SEE Oscar Experts Typing: Is there a case for Penelope Cruz to win Best Actress?

Christopher Rosen: When I first saw “The Power of the Dog,” with the knowledge that Plemons was an early frontrunner to perhaps win in this category sight unseen, I left merely whelmed. He was definitely in the movie! But I just found Smit-McPhee more captivating as a supporting actor. When I watched the movie a second time — a true requirement when it comes to “The Power of the Dog” — I left thinking Plemons might have been the best thing in the entire movie? He rules. But I think we’re a year early on the Jesse Plemons, Oscar Winner? bandwagon. He’ll probably get in that conversation for Martin Scorsese‘s “Killers of the Flower Moon.” So we’re back to Smit-McPhee versus Kotsur with a side of Hinds here. I’ll stick with Kotsur, but I’ll feel even better about this prediction if he wins on Sunday. Let’s wrap it up here, Joyce. Do you want to take a moment to honor the three SAG nominees in supporting actor who failed to score Oscar nominations? Basically this is just an excuse to boof.

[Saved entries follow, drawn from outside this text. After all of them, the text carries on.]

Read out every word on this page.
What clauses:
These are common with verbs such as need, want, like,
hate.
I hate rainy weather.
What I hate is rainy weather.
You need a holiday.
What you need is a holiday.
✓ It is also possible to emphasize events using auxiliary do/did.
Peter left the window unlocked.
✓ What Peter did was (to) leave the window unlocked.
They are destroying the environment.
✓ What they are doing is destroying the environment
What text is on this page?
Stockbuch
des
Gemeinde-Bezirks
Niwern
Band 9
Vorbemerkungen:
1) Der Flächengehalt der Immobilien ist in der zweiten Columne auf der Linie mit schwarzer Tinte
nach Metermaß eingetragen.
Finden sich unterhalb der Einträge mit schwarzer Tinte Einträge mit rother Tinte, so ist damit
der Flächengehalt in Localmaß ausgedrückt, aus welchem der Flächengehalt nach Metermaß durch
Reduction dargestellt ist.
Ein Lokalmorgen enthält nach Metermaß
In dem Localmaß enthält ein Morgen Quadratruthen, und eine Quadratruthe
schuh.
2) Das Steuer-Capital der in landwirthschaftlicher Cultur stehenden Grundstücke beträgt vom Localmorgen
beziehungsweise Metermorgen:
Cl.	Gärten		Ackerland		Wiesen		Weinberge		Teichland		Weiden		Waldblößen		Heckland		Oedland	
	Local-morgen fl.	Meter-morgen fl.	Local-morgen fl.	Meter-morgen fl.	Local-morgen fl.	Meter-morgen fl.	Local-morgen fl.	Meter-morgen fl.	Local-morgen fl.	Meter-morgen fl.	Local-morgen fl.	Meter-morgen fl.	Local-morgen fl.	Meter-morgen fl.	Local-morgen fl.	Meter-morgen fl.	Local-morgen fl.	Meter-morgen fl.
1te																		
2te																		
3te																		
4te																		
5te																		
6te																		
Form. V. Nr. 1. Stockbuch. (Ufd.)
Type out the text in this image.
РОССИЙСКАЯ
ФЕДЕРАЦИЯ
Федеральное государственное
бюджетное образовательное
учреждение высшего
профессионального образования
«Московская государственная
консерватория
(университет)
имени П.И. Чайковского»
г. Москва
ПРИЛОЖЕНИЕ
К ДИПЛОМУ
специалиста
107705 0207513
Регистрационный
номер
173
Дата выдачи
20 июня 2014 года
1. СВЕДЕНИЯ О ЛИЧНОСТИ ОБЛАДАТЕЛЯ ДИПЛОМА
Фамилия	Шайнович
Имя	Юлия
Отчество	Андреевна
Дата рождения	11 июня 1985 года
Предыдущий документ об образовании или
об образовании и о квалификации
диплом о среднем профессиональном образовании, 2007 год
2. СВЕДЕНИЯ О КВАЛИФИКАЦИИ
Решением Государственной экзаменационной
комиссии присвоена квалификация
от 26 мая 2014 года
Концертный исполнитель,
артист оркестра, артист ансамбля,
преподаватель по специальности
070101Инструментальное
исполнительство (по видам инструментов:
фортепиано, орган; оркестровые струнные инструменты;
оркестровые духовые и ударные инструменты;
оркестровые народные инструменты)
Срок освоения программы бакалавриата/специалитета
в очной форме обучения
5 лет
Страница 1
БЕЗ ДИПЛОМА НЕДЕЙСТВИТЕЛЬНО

joyceeng: Excuse me, you and I both know that you can only be whelmed in Europe. Of all the possible supporting actor permutations this year, the SAG Awards definitely landed on the wildest one. Flashback to when you had Jared Leto winning the whole shebang. Good times. Alas, he failed to soar like a pigeon. You eventually came around to our guy Ben Affleck getting singled out for “The Tender Bar,” but I will die on “The Last Duel” hill. I would, however, like to extend my condolences about your fave Bradley Cooper, from your top movie of the year, whose seven-minutes-and-change performance I feel like you’re still vibrating from. (At least he got that Best Picture nom? To inevitably go 0-9 😐) If it’s any consolation, my No. 1 Mike Faist was cruelly overlooked almost everywhere (we’ll always have BAFTA!), so I guess neither of us has a, uh, dog in this fight.